Quel est le risque de ces usines (celle de Monte et potentiellement celle de Sàrula) présentées comme le « miracle attendu pour nos déchets » ? Leur performance de tri est bien inférieure au tri manuel, le compost qui en sort est de très mauvaise qualité, et elles conduisent à brûler les résidus (les CSR, combustibles solides de récupération) ; et ce sont bien deux « chaudières », en fait deux incinérateurs de plastiques, qui sont prévues ensuite, pour la somme annoncée de 118 millions d’euros !*
Un pactole pour les opérateurs, la ruine pour les contribuables, qui verront les taxes s’envoler ; ils paieront deux fois la note, celle du tri à la source (maintenu car obligatoire), et celles des TMB / chaudières. En plus de supporter une pollution supplémentaire, celle des émanations dangereuses pour la santé, et celle des résidus de combustion, les mâchefers et Refiom toxiques pour l’environnement.
Comment accepter ce choix fait en toute opacité, sans information de la population, alors même que certaines intercommunalités parviennent à 58 % de tri à la source – c’est donc possible ! Tandis que d’autres continuent à se débarrasser de leurs déchets vers des centres de stockage bientôt saturés ?
Nous demandons l’annulation immédiate des délibérations illégales du Syvadec, la remise à plats des collectes à la source pour qu’enfin la Corse, comme toutes les régions qui l’entourent, s’oriente vers des choix transparents, respectueux de notre santé, de notre environnement, du portefeuille des contribuables, et de la loi, évidemment. » •
Ecologìa Sulidaria.
*Attention danger incinération !
Ces deux chaudières (en fait incinérateurs) brûleraient les 70.000 tonnes de Combustibles Solides de Récupération (CSR) mais, affirme encore Ecologìa Sulidaria, « le Plan qui sera soumis à enquête publique en a acté 154.000 tonnes ! Sans que soient évoqués les risques pour la population et l’environnement ». Alors que l’OEC de son côté parle de 35.000 tonnes.

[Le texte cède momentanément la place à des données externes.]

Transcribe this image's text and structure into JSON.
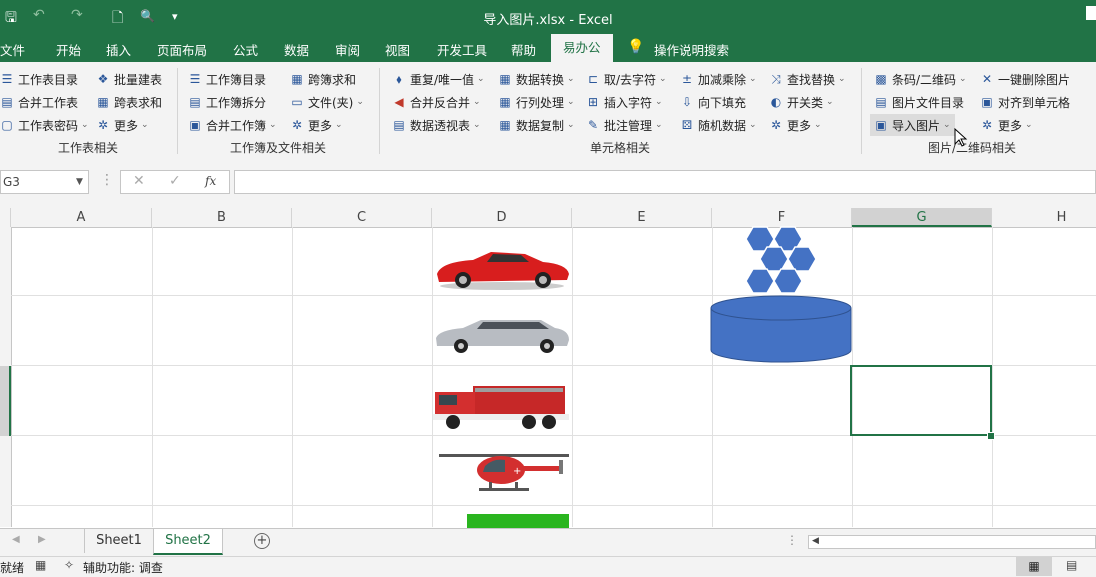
{
  "window": {
    "title": "导入图片.xlsx  -  Excel"
  },
  "quick_access": {
    "save": "🖫",
    "undo": "↶",
    "redo": "↷",
    "new": "🗋",
    "preview": "🔍",
    "more": "▾"
  },
  "menu": {
    "tabs": [
      "文件",
      "开始",
      "插入",
      "页面布局",
      "公式",
      "数据",
      "审阅",
      "视图",
      "开发工具",
      "帮助",
      "易办公"
    ],
    "active": "易办公",
    "search_label": "操作说明搜索"
  },
  "ribbon": {
    "g1": {
      "items": [
        "工作表目录",
        "合并工作表",
        "工作表密码",
        "批量建表",
        "跨表求和",
        "更多"
      ],
      "label": "工作表相关"
    },
    "g2": {
      "items": [
        "工作簿目录",
        "工作簿拆分",
        "合并工作簿",
        "跨簿求和",
        "文件(夹)",
        "更多"
      ],
      "label": "工作簿及文件相关"
    },
    "g3": {
      "items": [
        "重复/唯一值",
        "合并反合并",
        "数据透视表",
        "数据转换",
        "行列处理",
        "数据复制",
        "取/去字符",
        "插入字符",
        "批注管理",
        "加减乘除",
        "向下填充",
        "随机数据",
        "查找替换",
        "开关类",
        "更多"
      ],
      "label": "单元格相关"
    },
    "g4": {
      "items": [
        "条码/二维码",
        "图片文件目录",
        "导入图片",
        "一键删除图片",
        "对齐到单元格",
        "更多"
      ],
      "label": "图片/二维码相关"
    }
  },
  "formula_bar": {
    "name_box": "G3",
    "cancel": "✕",
    "enter": "✓",
    "fx": "fx",
    "value": ""
  },
  "columns": [
    "A",
    "B",
    "C",
    "D",
    "E",
    "F",
    "G",
    "H"
  ],
  "selected_column": "G",
  "sheets": {
    "tabs": [
      "Sheet1",
      "Sheet2"
    ],
    "active": "Sheet2",
    "add": "+"
  },
  "status": {
    "ready": "就绪",
    "accessibility": "辅助功能: 调查"
  },
  "images": [
    "red-sports-car",
    "silver-limousine",
    "fire-truck",
    "helicopter",
    "green-block"
  ]
}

La combustion de CSR dégage dans l’air des dioxines, furanes, brome, polluants organiques persistants… Et que faire des résidus d’incinération dits mâchefers, refiom à hauteur de 25 % minimum du tonnage entrant, soit près de 20.000 à 40.000 tonnes par an suivant le gisement envisagé, s’inquiète encore le mouvement écologiste. Le tout pour un contrat de 10 ans et une durée de vie des installations de 25 ans. Autant dire que l’objectif « tri à la source » est voué à l’échec avec ce TMB doublé de chaudières CSR qui annihilent tout effort de tri, de même que toute gestion publique des déchets qui est pourtant une priorité des nationalistes.
Toute la chaîne de traitement est en effet déjà aux mains d’opérateurs privés, fait remarquer Ecologìa Sulidaria : transports en vrac des quais de transfert vers les sites de stockage, enfouissement par le biais des STOC (Fium’Orbu, Vighjaneddu), future construction des centres dits de surtri, en réalité de Tri Mécano Biologique avec incinération… dont les appels d’offres ont été lancés.

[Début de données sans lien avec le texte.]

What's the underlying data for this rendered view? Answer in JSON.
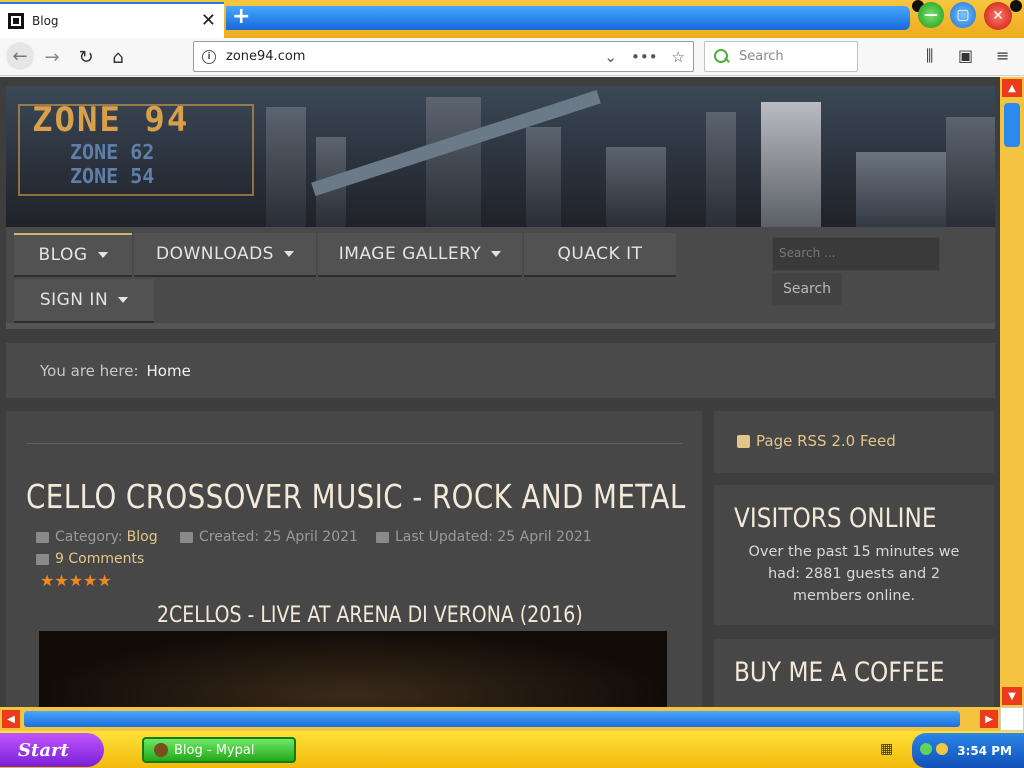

Comment un tel retour en arrière est-il possible par une majorité qui a combattu farouchement aux côtés des écologistes l’incinération des déchets et fait de la maîtrise publique de ce secteur un leitmotiv ?
Dangereux pour l’environnement et la santé, coûteux, exposé aux dérives mafieuses, contraires à toute recherche d’indépendance économique sur ce secteur sensible, à l’heure où l’on parle d’autonomie, l’incinération n’est pas la solution pour le traitement de nos déchets. Seule solution en Corse, comme ailleurs où il a fait ses preuves (Nord Italie, Sardaigne, Slovénie…) : le tri à la source par la responsabilisation de tous, pouvoirs publics, collectivités et citoyens, dans une gestion publique, organisée, volontaire et dynamique. L’expérience de toutes ces dernières années nous l’enseigne : toute solution même annoncée comme intermédiaire ne fait que reculer cet indispensable geste de tri à la source. • F.G.